Bodies and Structures 2.0: Deep-Mapping Modern East Asian History

Sharing Among Physicians of Dutch Learning

Kasahara Ryōsaku was limited in his ability to share the vaccine by his role as an envoy and deputy of the domain. Although he was a town doctor by status, he had been ordered and funded to obtain the vaccine by the domain, and thus had to fulfill the domain's needs by bringing the vaccine to Fukui. At the same time, Kasahara was also indebted to his professional network of physicians of Dutch medicine, which included his teacher Hino Teisai and Hino's other pupils. These physicians eagerly awaited transfers and Kasahara was aware of the importance of this network for his own work. In his 1848 proposal for importation of the vaccine from China, he proposed distributing the vaccine to physicians along the way from Nagasaki to Fukui to be prepared for the event of a sudden disruption (Fukui-ken Ishikai 1968, 175).
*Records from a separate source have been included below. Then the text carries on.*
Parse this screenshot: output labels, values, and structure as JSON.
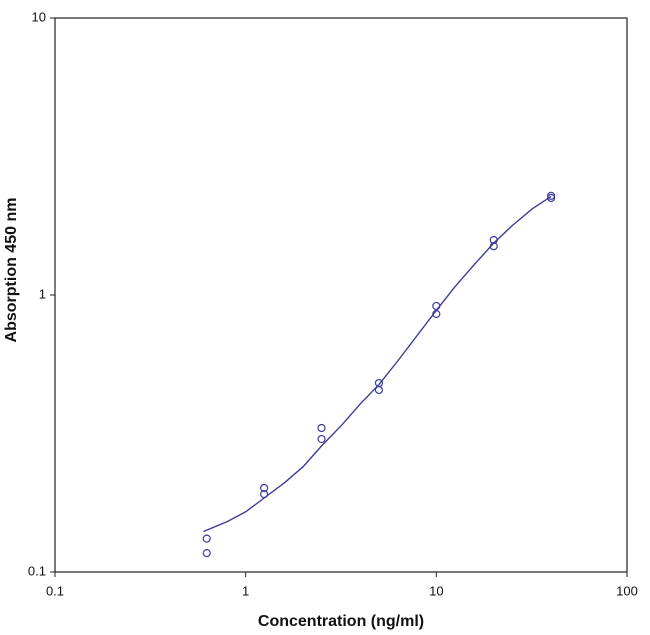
{
  "chart_data": {
    "type": "scatter",
    "xlabel": "Concentration (ng/ml)",
    "ylabel": "Absorption 450 nm",
    "xlim": [
      0.1,
      100
    ],
    "ylim": [
      0.1,
      10
    ],
    "xticks": [
      0.1,
      1,
      10,
      100
    ],
    "yticks": [
      0.1,
      1,
      10
    ],
    "xscale": "log",
    "yscale": "log",
    "series": [
      {
        "color": "#3b3b9b",
        "marker": "circle",
        "x": [
          0.625,
          0.625,
          1.25,
          1.25,
          2.5,
          2.5,
          5,
          5,
          10,
          10,
          20,
          20,
          40,
          40
        ],
        "values": [
          0.132,
          0.117,
          0.201,
          0.191,
          0.331,
          0.302,
          0.481,
          0.454,
          0.913,
          0.854,
          1.58,
          1.5,
          2.28,
          2.24
        ]
      },
      {
        "color": "#3b3b9b",
        "marker": "line",
        "x": [
          0.6,
          0.8,
          1,
          1.25,
          1.6,
          2,
          2.5,
          3.2,
          4,
          5,
          6.3,
          8,
          10,
          12.5,
          16,
          20,
          25,
          32,
          40
        ],
        "values": [
          0.14,
          0.152,
          0.165,
          0.185,
          0.21,
          0.24,
          0.285,
          0.34,
          0.405,
          0.475,
          0.58,
          0.72,
          0.88,
          1.07,
          1.3,
          1.54,
          1.78,
          2.05,
          2.27
        ]
      }
    ]
  }
}
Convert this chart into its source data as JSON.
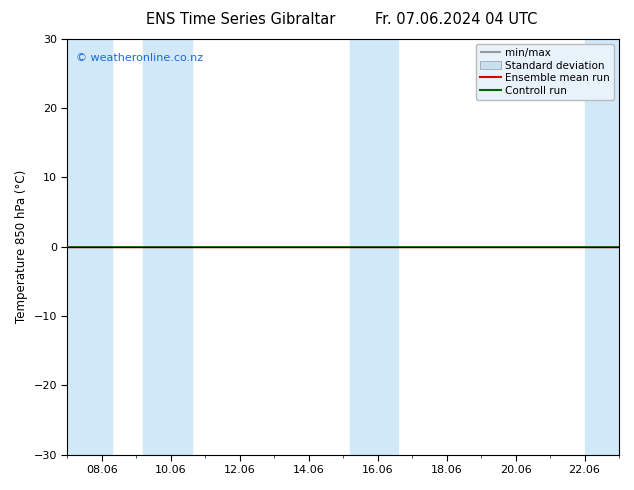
{
  "title_left": "ENS Time Series Gibraltar",
  "title_right": "Fr. 07.06.2024 04 UTC",
  "ylabel": "Temperature 850 hPa (°C)",
  "ylim": [
    -30,
    30
  ],
  "yticks": [
    -30,
    -20,
    -10,
    0,
    10,
    20,
    30
  ],
  "xtick_labels": [
    "08.06",
    "10.06",
    "12.06",
    "14.06",
    "16.06",
    "18.06",
    "20.06",
    "22.06"
  ],
  "watermark": "© weatheronline.co.nz",
  "watermark_color": "#1a6adb",
  "bg_color": "#ffffff",
  "plot_bg": "#ffffff",
  "shaded_color": "#d0e8f8",
  "ensemble_mean_color": "#dd0000",
  "control_run_color": "#006600",
  "minmax_color": "#999999",
  "stddev_color": "#c8dff0",
  "legend_labels": [
    "min/max",
    "Standard deviation",
    "Ensemble mean run",
    "Controll run"
  ],
  "title_fontsize": 10.5,
  "label_fontsize": 8.5,
  "tick_fontsize": 8,
  "legend_fontsize": 7.5
}
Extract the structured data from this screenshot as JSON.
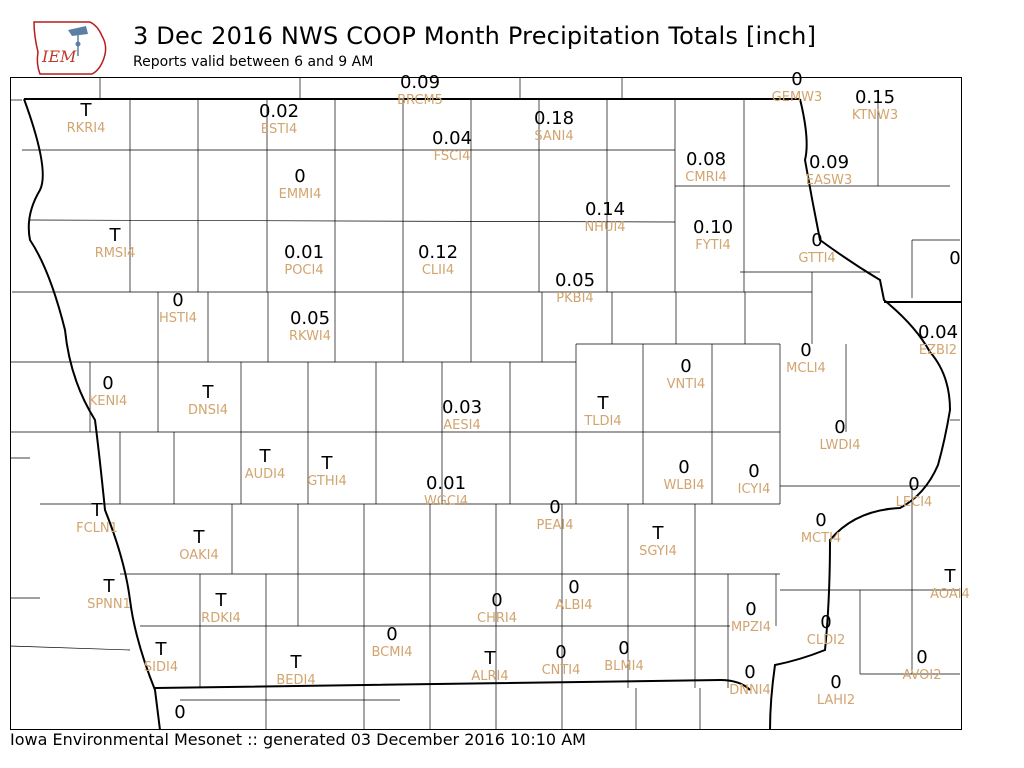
{
  "header": {
    "title": "3 Dec 2016 NWS COOP Month Precipitation Totals [inch]",
    "subtitle": "Reports valid between 6 and 9 AM",
    "logo_text": "IEM"
  },
  "footer": {
    "text": "Iowa Environmental Mesonet :: generated 03 December 2016 10:10 AM"
  },
  "colors": {
    "value": "#000000",
    "station_id": "#d2a46e",
    "logo_red": "#c0392b",
    "state_border": "#000000"
  },
  "stations": [
    {
      "id": "BRCM5",
      "value": "0.09"
    },
    {
      "id": "GEMW3",
      "value": "0"
    },
    {
      "id": "KTNW3",
      "value": "0.15"
    },
    {
      "id": "RKRI4",
      "value": "T"
    },
    {
      "id": "ESTI4",
      "value": "0.02"
    },
    {
      "id": "SANI4",
      "value": "0.18"
    },
    {
      "id": "FSCI4",
      "value": "0.04"
    },
    {
      "id": "CMRI4",
      "value": "0.08"
    },
    {
      "id": "EASW3",
      "value": "0.09"
    },
    {
      "id": "EMMI4",
      "value": "0"
    },
    {
      "id": "NHUI4",
      "value": "0.14"
    },
    {
      "id": "RMSI4",
      "value": "T"
    },
    {
      "id": "POCI4",
      "value": "0.01"
    },
    {
      "id": "CLII4",
      "value": "0.12"
    },
    {
      "id": "FYTI4",
      "value": "0.10"
    },
    {
      "id": "GTTI4",
      "value": "0"
    },
    {
      "id": "",
      "value": "0"
    },
    {
      "id": "PKBI4",
      "value": "0.05"
    },
    {
      "id": "HSTI4",
      "value": "0"
    },
    {
      "id": "RKWI4",
      "value": "0.05"
    },
    {
      "id": "EZBI2",
      "value": "0.04"
    },
    {
      "id": "MCLI4",
      "value": "0"
    },
    {
      "id": "VNTI4",
      "value": "0"
    },
    {
      "id": "KENI4",
      "value": "0"
    },
    {
      "id": "DNSI4",
      "value": "T"
    },
    {
      "id": "AESI4",
      "value": "0.03"
    },
    {
      "id": "TLDI4",
      "value": "T"
    },
    {
      "id": "LWDI4",
      "value": "0"
    },
    {
      "id": "AUDI4",
      "value": "T"
    },
    {
      "id": "GTHI4",
      "value": "T"
    },
    {
      "id": "WLBI4",
      "value": "0"
    },
    {
      "id": "ICYI4",
      "value": "0"
    },
    {
      "id": "WGCI4",
      "value": "0.01"
    },
    {
      "id": "LECI4",
      "value": "0"
    },
    {
      "id": "PEAI4",
      "value": "0"
    },
    {
      "id": "FCLN1",
      "value": "T"
    },
    {
      "id": "MCTI4",
      "value": "0"
    },
    {
      "id": "OAKI4",
      "value": "T"
    },
    {
      "id": "SGYI4",
      "value": "T"
    },
    {
      "id": "SPNN1",
      "value": "T"
    },
    {
      "id": "AOAI4",
      "value": "T"
    },
    {
      "id": "RDKI4",
      "value": "T"
    },
    {
      "id": "ALBI4",
      "value": "0"
    },
    {
      "id": "CHRI4",
      "value": "0"
    },
    {
      "id": "MPZI4",
      "value": "0"
    },
    {
      "id": "CLDI2",
      "value": "0"
    },
    {
      "id": "BCMI4",
      "value": "0"
    },
    {
      "id": "SIDI4",
      "value": "T"
    },
    {
      "id": "BLMI4",
      "value": "0"
    },
    {
      "id": "CNTI4",
      "value": "0"
    },
    {
      "id": "ALRI4",
      "value": "T"
    },
    {
      "id": "BEDI4",
      "value": "T"
    },
    {
      "id": "AVOI2",
      "value": "0"
    },
    {
      "id": "DNNI4",
      "value": "0"
    },
    {
      "id": "LAHI2",
      "value": "0"
    },
    {
      "id": "",
      "value": "0"
    }
  ]
}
Rather than prioritizing the domain's territorial claim and rejecting his colleagues' requests, he emphasized that some sharing with knowledgeable people in other territories was in fact in the domain's best interest.
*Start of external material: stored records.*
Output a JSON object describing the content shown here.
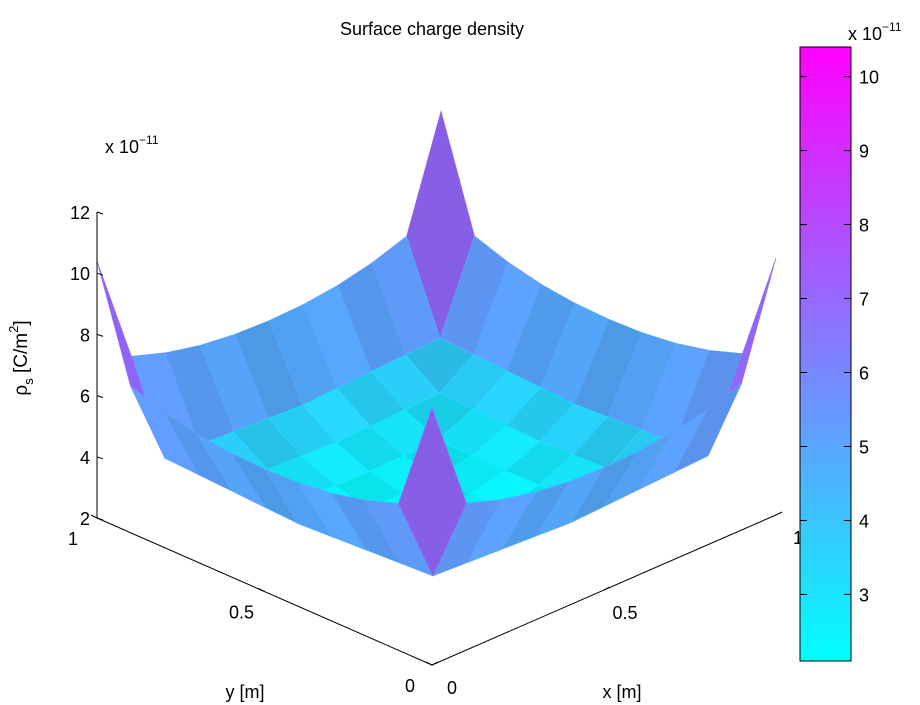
{
  "chart_data": {
    "type": "surface3d",
    "title": "Surface charge density",
    "xlabel": "x [m]",
    "ylabel": "y [m]",
    "zlabel_main": "ρ",
    "zlabel_sub": "s",
    "zlabel_unit_open": " [C/m",
    "zlabel_unit_sup": "2",
    "zlabel_unit_close": "]",
    "z_multiplier_base": "x 10",
    "z_multiplier_exp": "−11",
    "xlim": [
      0,
      1
    ],
    "ylim": [
      0,
      1
    ],
    "zlim": [
      2,
      12
    ],
    "x_ticks": [
      "0",
      "0.5",
      "1"
    ],
    "y_ticks": [
      "0",
      "0.5",
      "1"
    ],
    "z_ticks": [
      "2",
      "4",
      "6",
      "8",
      "10",
      "12"
    ],
    "grid": "off",
    "colormap": "cool",
    "colormap_colors": [
      "#00ffff",
      "#ff00ff"
    ],
    "color_range": [
      2.1,
      10.4
    ],
    "colorbar": {
      "placement": "right",
      "ticks": [
        "3",
        "4",
        "5",
        "6",
        "7",
        "8",
        "9",
        "10"
      ],
      "multiplier_base": "x 10",
      "multiplier_exp": "−11"
    },
    "grid_size": 11,
    "surface_description": "Values are lowest (about 2.2) at the centre of the plate and increase toward the edges (about 6 to 7.3), with sharp spikes at the four corners (about 10.4).",
    "z_corner": 10.4,
    "z_edge_center": 6.0,
    "z_edge_near_corner": 7.3,
    "z_center": 2.2
  }
}
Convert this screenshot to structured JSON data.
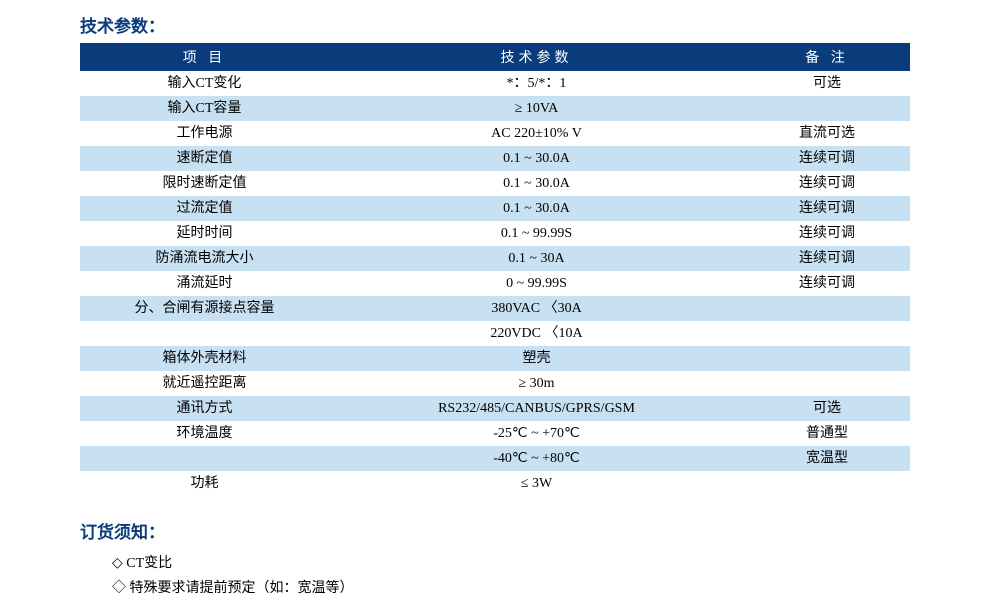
{
  "colors": {
    "heading_text": "#0a3b7a",
    "header_row_bg": "#0a3b7a",
    "header_row_text": "#ffffff",
    "row_even_bg": "#c7e0f2",
    "row_odd_bg": "#ffffff"
  },
  "headings": {
    "tech_params": "技术参数：",
    "ordering_notice": "订货须知："
  },
  "table": {
    "columns": [
      "项  目",
      "技术参数",
      "备  注"
    ],
    "rows": [
      {
        "item": "输入CT变化",
        "param": "*：5/*：1",
        "remark": "可选"
      },
      {
        "item": "输入CT容量",
        "param": "≥ 10VA",
        "remark": ""
      },
      {
        "item": "工作电源",
        "param": "AC 220±10% V",
        "remark": "直流可选"
      },
      {
        "item": "速断定值",
        "param": "0.1 ~ 30.0A",
        "remark": "连续可调"
      },
      {
        "item": "限时速断定值",
        "param": "0.1 ~ 30.0A",
        "remark": "连续可调"
      },
      {
        "item": "过流定值",
        "param": "0.1 ~ 30.0A",
        "remark": "连续可调"
      },
      {
        "item": "延时时间",
        "param": "0.1 ~ 99.99S",
        "remark": "连续可调"
      },
      {
        "item": "防涌流电流大小",
        "param": "0.1 ~ 30A",
        "remark": "连续可调"
      },
      {
        "item": "涌流延时",
        "param": "0 ~ 99.99S",
        "remark": "连续可调"
      },
      {
        "item": "分、合闸有源接点容量",
        "param": "380VAC 〈30A",
        "remark": ""
      },
      {
        "item": "",
        "param": "220VDC 〈10A",
        "remark": ""
      },
      {
        "item": "箱体外壳材料",
        "param": "塑壳",
        "remark": ""
      },
      {
        "item": "就近遥控距离",
        "param": "≥ 30m",
        "remark": ""
      },
      {
        "item": "通讯方式",
        "param": "RS232/485/CANBUS/GPRS/GSM",
        "remark": "可选"
      },
      {
        "item": "环境温度",
        "param": "-25℃ ~ +70℃",
        "remark": "普通型"
      },
      {
        "item": "",
        "param": "-40℃ ~ +80℃",
        "remark": "宽温型"
      },
      {
        "item": "功耗",
        "param": "≤ 3W",
        "remark": ""
      }
    ]
  },
  "ordering_items": [
    "CT变比",
    "特殊要求请提前预定（如：宽温等）"
  ]
}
On 11/1, 1849 (lunisolar calendar), while Kasahara was still in Kyoto, three physicians including Hino Teisai's younger brother Katsumin visited from Osaka and Sakai and asked Kasahara for a transmission. Kasahara accepted their request after some hesitation. In a written statement addressed to the two men from Osaka, he stressed that he had not yet completed his mission of bringing the vaccine to Fukui, hinting that he considered any distraction from that mission as potentially problematic. Yet, he added that he had decided to approve this transmission because he had been ordered to establish a vaccination clinic in Kyoto to serve as a resupplier for Fukui, and that the same logic might be applied to Osaka (Kasahara, Kasahara Hakuō-hitsu senkyōroku, 5-6).

Upon transmission, Kasahara issued a certificate that specified the purpose of the Osaka transfer as “multiplication” (hanshoku no tame). On 11/7, Osaka's first vaccination clinic opened in the neighborhood of Furutemachi with a formal ceremony, with Kasahara Ryōsaku and Hino Teisai in attendance. Bound by his loyalty to his domain and his loyalty to the more far-flung network of fellow professionals, Kasahara connected the two by emphasizing the spatial requirements of vaccine preservation.